Investigating the effects of fire induced smoke on visibility requires an understanding of its characteristics along with the associated light obscuring properties. Mulholland provides a convenient definition of smoke as the condensed phase component of the combustion products that widely varies in appearance and structure [
12]. Light-coloured aerosols, essentially containing droplets, produced by smouldering fires and pyrolysis have a strong scattering effect on light. Dark and solid carbonaceous soot particles produced by flaming combustion from fuels such as
n-heptane, on the other hand, are highly absorbent [
13]. Both effects are induced by the particle size distribution of the aerosol, mainly related to the geometric mean volume to surface diameter of the particles [
14]. For post-flame smoke particles, the absorbing effect can be expressed in terms of an almost fuel type independent, mass-specific extinction coefficient, subsequently denoted
\(K_{\text{m}}\). This simplification assumes that soot essentially comprises spherical carbonaceous particles significantly smaller than the wavelength of light so that scattering effects are negligible [
15]. The light obscuring effect of smoke therefore is proportional to the smoke density
\(\rho _\text{s}\). Both quantities can be summarized into the extinction coefficient
\(\sigma \). It can be obtained by applying Beer–Lambert’s law, see Eq.
2, to optical measurements of the light transmission
T along a known path length
l. However, this only accounts for the damping effect on the initial light intensity
\(I_0\) to the intensity
I in the presence of smoke due to absorption and scattering, since both effects can not easily be separated.
$$\begin{aligned} T = \frac{I}{I_0} = \exp \left( - K_{\text{m}} \cdot \rho _\text{s} \cdot l\right) = \exp \left( - \sigma \cdot l\right) \end{aligned}$$
(2)
Mulholland and Croarkin estimated
\(K_{\text{m}}\) to be
\( 8700\,\text{m}^{2}\, \text{kg}^{-1}\) with an extended uncertainty of
\(1100\,\text{m}^{2}\, \text{kg}^{-1}\) as a mean value from the analysis of seven studies involving 29 fuels in flaming fires [
15]. It is frequently referenced as a default quantity in various numerical fire models, such as FDS [
16]. Optical measurements each were performed at a wavelength of
\(\lambda = {633}\, \text{nm}\) in post-flame generated smoke from stoichiometric or over-ventilated combustion.
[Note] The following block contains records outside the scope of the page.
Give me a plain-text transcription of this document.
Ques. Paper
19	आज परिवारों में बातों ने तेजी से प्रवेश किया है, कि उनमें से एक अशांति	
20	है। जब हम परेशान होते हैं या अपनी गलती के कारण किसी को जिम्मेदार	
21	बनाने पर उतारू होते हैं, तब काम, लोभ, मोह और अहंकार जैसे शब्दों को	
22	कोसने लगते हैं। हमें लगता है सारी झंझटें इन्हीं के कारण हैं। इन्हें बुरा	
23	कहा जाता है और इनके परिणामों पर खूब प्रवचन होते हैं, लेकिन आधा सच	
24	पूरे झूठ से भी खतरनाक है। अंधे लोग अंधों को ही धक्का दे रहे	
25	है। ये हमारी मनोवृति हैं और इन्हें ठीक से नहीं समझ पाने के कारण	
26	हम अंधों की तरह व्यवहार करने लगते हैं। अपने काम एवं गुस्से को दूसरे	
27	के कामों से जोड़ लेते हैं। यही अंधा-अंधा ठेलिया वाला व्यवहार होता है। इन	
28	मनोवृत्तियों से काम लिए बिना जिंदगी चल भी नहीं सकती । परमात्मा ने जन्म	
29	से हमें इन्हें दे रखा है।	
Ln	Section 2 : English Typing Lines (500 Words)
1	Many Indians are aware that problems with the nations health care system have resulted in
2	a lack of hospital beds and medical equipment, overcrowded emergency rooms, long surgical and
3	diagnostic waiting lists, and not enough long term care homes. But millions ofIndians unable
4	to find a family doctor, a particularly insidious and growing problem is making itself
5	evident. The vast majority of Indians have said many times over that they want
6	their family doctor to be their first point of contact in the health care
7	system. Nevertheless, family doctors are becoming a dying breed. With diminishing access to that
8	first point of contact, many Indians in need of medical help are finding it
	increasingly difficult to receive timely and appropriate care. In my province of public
For smoulder and pyrolysis generated smoke, the value is reported to be much lower and more variable. A similar study was conducted by Widmann based on a literature review of data from stoichiometric and over-ventilated combustion [
17]. He deduced a correlation of
\(K_{\text{m}}\) with wavelength
\(\lambda \), based on the least square fit of measurements mainly in the visible spectrum and in the near infrared range, described by Eq.
3.
$$\begin{aligned} K_{\text{m}}= 4.8081 \cdot \lambda ^{-1.0088} \end{aligned}$$
(3)
The value of
\(K_{\text{m}}\) can change over time caused by ageing processes of the aerosol. Due to agglomeration, the particle concentration decreases while the size distribution shifts towards a larger mean particle diameter [
18]. The difference in scattering and absorption characteristics of particles at different wavelengths can be used to estimate the mean particle size diameter. A potential approach relying on a combination of optical measurements and theoretical calculations based on Mie scattering theory is presented in [
19,
20]. These procedures follow a correlation of the logarithms of the measured light transmission at different wavelengths with the calculated extinction efficiency as a function of the particle diameter. Węgrzyński et al. have examined several multi-wavelength densitometers following a similar approach in a literature study [
21]. They summarized that most of the apparatus are connected to bench-scale experimental setups like cone calorimeters, while only few devices exist that are meant to be used in compartment scale fires. Still, such investigations are even more important in terms of modelling visibility, since scaling effects regarding the extinction coefficient can not be precluded.